Il 2004 sara’ un anno che ricordero’ a lungo per tantissimi motivi, non da poco neppure quelli sotto l’aspetto musicale, ho la fortuna di far parte di questa webzine e di trovarmi piu’ spesso di quanto sperassi a recensire dischi come questo esordio dei Ladders. Dietro un moniker che potrebbe sembrare assai anonimo ho trovato un disco che non esito un attimo a definire fantastico. Solitamente sono molto restio a dare voti particolarmente alti, qualche volta ne ho dati per dare risalto a qualche uscita veramente meritevole, questa volta il voto e’ piu’ che meritato.

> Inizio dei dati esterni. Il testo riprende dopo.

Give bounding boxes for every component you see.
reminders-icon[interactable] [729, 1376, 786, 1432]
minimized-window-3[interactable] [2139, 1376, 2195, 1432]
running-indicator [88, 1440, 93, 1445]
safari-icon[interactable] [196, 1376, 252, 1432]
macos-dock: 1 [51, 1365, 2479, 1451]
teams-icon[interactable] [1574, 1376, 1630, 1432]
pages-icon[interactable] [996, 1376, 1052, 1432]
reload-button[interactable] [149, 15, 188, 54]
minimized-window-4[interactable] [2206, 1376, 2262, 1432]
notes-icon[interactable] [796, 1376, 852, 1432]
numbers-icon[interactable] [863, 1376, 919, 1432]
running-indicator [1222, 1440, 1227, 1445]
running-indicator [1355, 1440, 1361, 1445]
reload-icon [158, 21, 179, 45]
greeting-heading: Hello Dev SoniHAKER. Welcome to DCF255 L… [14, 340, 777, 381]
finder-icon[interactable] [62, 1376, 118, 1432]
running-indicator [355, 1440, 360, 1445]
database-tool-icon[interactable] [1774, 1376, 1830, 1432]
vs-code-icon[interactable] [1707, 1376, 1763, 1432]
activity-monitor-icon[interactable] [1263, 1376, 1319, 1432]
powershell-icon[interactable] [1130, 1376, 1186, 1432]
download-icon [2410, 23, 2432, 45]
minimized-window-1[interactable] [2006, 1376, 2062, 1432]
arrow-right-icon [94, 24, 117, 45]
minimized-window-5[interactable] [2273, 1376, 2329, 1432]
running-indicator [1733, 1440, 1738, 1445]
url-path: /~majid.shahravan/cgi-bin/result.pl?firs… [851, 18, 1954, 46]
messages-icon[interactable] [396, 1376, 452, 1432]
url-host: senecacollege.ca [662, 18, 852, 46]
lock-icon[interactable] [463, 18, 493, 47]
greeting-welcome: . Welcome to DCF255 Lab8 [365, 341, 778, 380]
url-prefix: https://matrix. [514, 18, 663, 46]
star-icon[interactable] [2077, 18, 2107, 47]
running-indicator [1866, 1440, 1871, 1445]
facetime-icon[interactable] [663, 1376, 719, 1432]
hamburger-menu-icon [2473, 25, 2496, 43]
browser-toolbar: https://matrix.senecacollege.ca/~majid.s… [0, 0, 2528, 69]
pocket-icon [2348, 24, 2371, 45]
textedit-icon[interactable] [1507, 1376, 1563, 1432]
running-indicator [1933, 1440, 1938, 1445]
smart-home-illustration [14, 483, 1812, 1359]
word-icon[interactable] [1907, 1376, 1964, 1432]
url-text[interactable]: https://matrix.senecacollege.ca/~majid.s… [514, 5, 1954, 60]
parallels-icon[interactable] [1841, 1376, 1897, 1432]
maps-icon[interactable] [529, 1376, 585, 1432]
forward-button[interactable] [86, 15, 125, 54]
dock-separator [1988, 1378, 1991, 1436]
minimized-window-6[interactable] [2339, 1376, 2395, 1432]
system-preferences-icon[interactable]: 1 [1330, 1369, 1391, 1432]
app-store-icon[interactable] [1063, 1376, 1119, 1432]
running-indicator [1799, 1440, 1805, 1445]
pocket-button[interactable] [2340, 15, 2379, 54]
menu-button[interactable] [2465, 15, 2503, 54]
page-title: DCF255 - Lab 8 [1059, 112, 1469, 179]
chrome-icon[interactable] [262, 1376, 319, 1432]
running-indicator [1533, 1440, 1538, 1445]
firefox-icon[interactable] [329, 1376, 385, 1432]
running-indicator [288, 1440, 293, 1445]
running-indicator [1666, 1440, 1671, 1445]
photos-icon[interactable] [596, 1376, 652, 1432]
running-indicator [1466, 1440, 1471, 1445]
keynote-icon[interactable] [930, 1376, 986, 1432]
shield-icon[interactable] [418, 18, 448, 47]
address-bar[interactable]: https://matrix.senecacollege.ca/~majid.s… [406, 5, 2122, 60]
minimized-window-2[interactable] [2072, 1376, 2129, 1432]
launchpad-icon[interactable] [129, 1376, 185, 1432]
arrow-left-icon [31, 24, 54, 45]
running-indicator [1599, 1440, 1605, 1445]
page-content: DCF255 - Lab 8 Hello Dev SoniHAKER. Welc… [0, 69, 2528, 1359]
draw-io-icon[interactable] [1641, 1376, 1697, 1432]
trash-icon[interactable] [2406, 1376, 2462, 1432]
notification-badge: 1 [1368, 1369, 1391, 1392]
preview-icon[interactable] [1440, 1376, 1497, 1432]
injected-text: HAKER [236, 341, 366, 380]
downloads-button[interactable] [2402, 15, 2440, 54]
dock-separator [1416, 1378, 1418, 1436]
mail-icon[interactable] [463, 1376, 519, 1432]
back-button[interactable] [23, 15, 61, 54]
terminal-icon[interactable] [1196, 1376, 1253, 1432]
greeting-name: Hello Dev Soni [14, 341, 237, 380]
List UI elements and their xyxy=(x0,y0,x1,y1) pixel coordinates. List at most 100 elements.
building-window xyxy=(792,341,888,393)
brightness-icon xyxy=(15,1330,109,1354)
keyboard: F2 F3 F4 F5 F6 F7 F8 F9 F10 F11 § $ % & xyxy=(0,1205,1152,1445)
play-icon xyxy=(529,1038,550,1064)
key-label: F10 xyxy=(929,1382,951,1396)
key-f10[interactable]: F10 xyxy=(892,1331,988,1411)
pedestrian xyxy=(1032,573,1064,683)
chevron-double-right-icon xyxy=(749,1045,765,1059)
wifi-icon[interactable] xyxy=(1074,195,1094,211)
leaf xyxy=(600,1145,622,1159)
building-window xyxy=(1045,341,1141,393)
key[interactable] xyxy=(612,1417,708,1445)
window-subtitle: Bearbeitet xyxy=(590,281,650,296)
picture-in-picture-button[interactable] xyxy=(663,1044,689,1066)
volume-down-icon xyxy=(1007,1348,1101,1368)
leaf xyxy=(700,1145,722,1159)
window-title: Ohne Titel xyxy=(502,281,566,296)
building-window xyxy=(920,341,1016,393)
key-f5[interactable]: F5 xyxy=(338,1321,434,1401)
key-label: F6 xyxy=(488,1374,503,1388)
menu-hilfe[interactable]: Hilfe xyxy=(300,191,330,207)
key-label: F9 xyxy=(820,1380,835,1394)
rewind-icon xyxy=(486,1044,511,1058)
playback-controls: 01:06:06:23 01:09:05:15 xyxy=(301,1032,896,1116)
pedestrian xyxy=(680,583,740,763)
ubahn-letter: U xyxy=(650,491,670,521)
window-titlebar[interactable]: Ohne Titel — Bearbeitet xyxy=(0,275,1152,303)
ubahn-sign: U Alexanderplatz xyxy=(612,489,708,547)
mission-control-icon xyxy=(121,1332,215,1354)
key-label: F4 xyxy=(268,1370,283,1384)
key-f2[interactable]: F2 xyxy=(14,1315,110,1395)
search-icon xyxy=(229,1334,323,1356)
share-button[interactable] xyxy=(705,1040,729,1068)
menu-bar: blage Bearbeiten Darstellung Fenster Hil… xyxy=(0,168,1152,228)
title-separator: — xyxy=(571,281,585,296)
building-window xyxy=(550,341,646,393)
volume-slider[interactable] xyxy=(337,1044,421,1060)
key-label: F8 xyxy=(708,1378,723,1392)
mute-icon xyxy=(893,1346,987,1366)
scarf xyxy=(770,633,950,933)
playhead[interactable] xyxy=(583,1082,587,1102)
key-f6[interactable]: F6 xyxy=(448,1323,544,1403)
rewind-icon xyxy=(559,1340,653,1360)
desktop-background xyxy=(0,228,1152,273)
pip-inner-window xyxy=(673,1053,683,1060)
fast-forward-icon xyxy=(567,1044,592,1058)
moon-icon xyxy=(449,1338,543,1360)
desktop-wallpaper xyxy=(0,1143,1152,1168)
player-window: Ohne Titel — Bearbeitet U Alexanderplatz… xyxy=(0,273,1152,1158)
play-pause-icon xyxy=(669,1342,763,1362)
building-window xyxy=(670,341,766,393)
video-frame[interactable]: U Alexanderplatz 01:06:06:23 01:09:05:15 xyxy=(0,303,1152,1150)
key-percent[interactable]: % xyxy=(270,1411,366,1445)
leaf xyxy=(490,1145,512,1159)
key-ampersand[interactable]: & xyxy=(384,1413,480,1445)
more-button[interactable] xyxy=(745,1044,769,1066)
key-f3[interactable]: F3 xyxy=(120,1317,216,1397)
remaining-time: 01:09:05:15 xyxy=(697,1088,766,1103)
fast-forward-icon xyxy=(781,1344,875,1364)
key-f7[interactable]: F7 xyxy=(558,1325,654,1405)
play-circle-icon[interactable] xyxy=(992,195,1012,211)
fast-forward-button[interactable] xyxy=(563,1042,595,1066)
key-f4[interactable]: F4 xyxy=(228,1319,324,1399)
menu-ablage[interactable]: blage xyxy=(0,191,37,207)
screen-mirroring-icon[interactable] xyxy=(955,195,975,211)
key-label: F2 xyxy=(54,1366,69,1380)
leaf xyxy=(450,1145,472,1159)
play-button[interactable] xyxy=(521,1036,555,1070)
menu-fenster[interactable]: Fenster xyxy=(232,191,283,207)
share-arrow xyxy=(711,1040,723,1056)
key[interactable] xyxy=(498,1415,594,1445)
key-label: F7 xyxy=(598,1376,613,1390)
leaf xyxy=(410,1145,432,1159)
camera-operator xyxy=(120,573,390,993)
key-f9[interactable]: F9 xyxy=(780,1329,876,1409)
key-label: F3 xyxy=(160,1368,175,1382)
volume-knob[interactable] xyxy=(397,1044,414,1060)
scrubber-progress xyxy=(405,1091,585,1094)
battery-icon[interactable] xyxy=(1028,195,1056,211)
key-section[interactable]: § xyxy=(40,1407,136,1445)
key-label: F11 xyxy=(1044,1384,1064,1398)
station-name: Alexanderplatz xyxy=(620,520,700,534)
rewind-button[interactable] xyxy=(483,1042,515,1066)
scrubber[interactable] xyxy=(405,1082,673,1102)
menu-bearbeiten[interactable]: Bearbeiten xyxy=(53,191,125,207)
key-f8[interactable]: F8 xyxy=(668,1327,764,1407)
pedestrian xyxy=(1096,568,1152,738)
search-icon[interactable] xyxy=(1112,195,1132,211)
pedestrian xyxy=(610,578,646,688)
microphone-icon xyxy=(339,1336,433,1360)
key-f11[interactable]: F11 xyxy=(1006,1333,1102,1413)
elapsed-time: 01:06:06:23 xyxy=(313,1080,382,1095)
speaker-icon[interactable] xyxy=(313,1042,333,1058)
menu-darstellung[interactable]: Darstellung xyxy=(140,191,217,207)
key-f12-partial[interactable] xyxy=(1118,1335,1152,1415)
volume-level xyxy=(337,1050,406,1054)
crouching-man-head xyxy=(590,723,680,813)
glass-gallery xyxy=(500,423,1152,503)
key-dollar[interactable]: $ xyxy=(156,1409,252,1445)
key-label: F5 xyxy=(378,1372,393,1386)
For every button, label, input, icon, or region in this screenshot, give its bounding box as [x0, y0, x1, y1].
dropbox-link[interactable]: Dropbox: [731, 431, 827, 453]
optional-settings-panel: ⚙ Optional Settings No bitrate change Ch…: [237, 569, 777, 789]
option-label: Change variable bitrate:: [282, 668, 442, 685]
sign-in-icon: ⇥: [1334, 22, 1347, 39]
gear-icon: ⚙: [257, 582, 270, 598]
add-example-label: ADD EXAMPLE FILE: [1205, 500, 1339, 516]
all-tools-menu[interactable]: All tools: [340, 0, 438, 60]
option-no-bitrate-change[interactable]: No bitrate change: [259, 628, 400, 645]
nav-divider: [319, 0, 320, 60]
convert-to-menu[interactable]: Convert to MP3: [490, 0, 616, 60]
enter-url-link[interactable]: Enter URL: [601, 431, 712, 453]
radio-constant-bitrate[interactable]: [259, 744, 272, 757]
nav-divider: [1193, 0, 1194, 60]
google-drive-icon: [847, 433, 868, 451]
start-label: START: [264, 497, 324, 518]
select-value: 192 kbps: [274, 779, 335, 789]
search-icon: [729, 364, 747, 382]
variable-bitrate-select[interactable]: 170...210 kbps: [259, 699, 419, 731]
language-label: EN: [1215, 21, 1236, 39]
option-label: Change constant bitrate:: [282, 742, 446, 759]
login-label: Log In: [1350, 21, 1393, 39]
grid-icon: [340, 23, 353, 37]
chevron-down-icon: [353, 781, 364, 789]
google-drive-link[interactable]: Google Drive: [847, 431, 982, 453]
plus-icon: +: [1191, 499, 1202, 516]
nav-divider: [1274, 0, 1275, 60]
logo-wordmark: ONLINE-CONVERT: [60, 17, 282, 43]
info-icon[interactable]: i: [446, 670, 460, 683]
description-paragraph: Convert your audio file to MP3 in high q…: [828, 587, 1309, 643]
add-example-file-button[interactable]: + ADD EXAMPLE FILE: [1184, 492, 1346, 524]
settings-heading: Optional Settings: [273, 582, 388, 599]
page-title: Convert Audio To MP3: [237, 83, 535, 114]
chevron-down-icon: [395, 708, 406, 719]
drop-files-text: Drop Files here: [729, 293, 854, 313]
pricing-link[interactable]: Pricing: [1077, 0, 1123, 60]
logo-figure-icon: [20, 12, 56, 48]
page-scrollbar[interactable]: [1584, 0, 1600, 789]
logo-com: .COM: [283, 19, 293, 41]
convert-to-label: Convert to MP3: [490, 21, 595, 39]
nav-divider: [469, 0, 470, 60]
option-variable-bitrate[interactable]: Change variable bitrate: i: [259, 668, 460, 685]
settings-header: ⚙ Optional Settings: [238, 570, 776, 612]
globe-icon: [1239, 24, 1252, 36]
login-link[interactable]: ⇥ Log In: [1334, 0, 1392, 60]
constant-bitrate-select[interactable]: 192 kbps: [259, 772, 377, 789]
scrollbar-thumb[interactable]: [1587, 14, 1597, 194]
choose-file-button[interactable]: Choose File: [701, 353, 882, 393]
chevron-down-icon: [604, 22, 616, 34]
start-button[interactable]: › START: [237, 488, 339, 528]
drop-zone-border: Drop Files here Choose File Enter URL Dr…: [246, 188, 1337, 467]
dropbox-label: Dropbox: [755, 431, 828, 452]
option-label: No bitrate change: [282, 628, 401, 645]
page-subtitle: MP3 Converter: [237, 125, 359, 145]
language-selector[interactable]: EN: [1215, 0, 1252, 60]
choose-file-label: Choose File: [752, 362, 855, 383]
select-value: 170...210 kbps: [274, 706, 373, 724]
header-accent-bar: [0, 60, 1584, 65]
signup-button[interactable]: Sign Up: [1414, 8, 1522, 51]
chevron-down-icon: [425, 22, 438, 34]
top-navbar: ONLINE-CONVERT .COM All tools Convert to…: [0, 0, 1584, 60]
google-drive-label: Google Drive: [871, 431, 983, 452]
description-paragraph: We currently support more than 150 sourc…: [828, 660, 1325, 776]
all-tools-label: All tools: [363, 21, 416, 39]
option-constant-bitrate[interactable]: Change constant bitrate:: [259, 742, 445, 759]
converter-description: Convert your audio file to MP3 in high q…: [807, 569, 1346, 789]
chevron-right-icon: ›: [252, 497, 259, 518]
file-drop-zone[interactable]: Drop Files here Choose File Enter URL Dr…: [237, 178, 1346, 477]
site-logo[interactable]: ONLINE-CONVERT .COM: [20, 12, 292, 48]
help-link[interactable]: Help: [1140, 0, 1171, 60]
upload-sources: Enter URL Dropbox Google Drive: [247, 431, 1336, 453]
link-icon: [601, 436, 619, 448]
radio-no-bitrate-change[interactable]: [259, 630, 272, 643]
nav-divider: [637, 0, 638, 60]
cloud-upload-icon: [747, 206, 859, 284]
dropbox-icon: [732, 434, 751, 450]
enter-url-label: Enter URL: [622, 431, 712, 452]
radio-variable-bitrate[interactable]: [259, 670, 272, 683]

Come successo di recente per il grande secondo disco dei Pride Of Lions di Jim Peterik questo dei Ladder si merita un voto altisonante.
Proprio quando avevo pensato di assegnare al suddetto lavoro di Peterik la palma di miglior disco dell’anno e’ arrivato questo come un fulmine a ciel sereno, e’ ovvio fin dal primo ascolto che dietro il microfono c’e’ Steve Overland, la chitarra e’ affidata al magistrale Vinny Burns, alla batteria c’e’ l’ex FM Pete Jupp, completa la formazione il basso di Bob Skeat. Il disco si apre con un fantastico riff, uno di quelli che ti si stampano in mente subito e non si tolgono piu’, la calda voce di Overland (incredibili le sue doti di duttilita’) fa tutto il resto. I richiami agli FM o ai migliori momenti dei Night Ranger si fondono a perfezione con l’anima rock dei singoli elementi del gruppo, brani come “Dangerous” non sono infatti frutto del caso ma di un’affiatamento eccellente e di una capacita’ di scrivere musica fuori dal comune.
Il disco non ha nessun tipo di calo anzi, cresce in modo esponenziale con gli ascolti, se legate a questo aspetto l’immediatezza che lo contraddistingue forse comincerete a capire di fronte a che razza di lavoro ci troviamo. L’impostazione poi e’ tipica dei dischi di fine anni ottanta, ovvero concentrati e snelli, quindi una durata d’altri tempi, poco piu’ di tre quarti d’ora per un numero perfetto di canzoni, dieci, tutte in grado di essere scelte come singolo apripista per il disco. Sono fermamente convinto che questo disco potrebbe essere in grado di competere anche a livello di mercato con artisti piu’ celebrati della scena commerciale italiana ed estera se solo l’hard rock venisse finalmente sdoganato da quella pressante nomea di genere duro e di “nicchia”.
Ogni ascolto che ho dato a questo disco mi ha portato a considerarlo meglio tanto che ho dovuto smettere di ascoltarlo per dedicarmi alla recensione che, se avessi dedicato ancora tempo all’ascolto stesso, sarebbe stata di toni ancor piu’ trionfalistici. In definitiva un disco semplice, della giusta durata, senza punti deboli, artisti eccellenti e canzoni bellissime, tutti elementi che fanno di questo “Future miracles” una delle uscite imperdibili targate 2004, per me sicuramente fra le prime tre. Lo consiglio caldamente a tutti dato che non penso che un disco simile possa non piacere a tutti indistintamente (certo che se siete accaniti blacksters qualche difficolta’ forse l’avrete…).